I’m working with some researchers who have been using PLINK to calculate LD (r2) for a large number of individuals and many SNP combinations rather successfully. However, for their specific case, they would like to calculate chi-square instead of the d-prime statistic.
An example of what they are doing for r2 calculations with PLINK:
plink --bfile data --r2 dprime inter-chr --ld-snp-list snplist.txt --threads 10 --ld-window-r2 0 --out ldResults
Using standard statistics tools makes this simple, but no where near fast enough (not close to PLINK’s speed). So, they asked me to help them. I thought the best place to start was to modify PLINK so it could calculate chi-square since a lot of the potentially slow data IO code is already handled.
Does anyone have any advice as to how to best go about implementing this (i.e. a place to start in the code base, etc.)? Any pointers or suggestions would be much appreciated. Of course, let me know if any further details or explanation would be helpful. I’m happy to contribute any code changes to the project if they are wanted.
-- Lance Parsons - Scientific Programmer Carl C. Icahn Laboratory - Room 136 Lewis-Sigler Institute for Integrative Genomics Princeton University
Lance
(plink 2.0 has a better thread-safe implementation of chiprob_p().)
Excellent, thanks for the pointers. I just put a very simple implementation up on my ld_chisquare
branch of my fork. Right now it calculates chi-square instead of dprime and outputs the chi-square stat instead of the dprime stat in ldResults.ld
. Also, if one snp is missing a genotype completely, you’ll get an nan
value. Finally, there is no accounting for sex chromosomes in the code, which perhaps it should.

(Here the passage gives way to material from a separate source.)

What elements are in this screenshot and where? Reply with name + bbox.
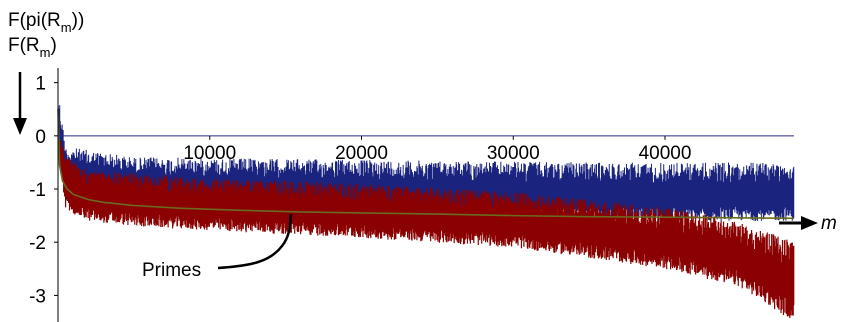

I’d love to get this to the state where it can be a Pull Request to PLINK, but could use a bit of help with command line parameters, handling of edge cases, and, of course, code style and optimization. Would you be willing/able to help out?
Also, I’m happy to move this discussion over to plink-dev
if that would be more appropriate.
Sorry about the delay in responding; I'll try to fill in the other pieces (command-line parsing, etc.) later this week.
--
You received this message because you are subscribed to a topic in the Google Groups "plink2-users" group.
To unsubscribe from this topic, visit https://groups.google.com/d/topic/plink2-users/lME6ld4i4cQ/unsubscribe.
To unsubscribe from this group and all its topics, send an email to plink2-users...@googlegroups.com.
For more options, visit https://groups.google.com/d/optout.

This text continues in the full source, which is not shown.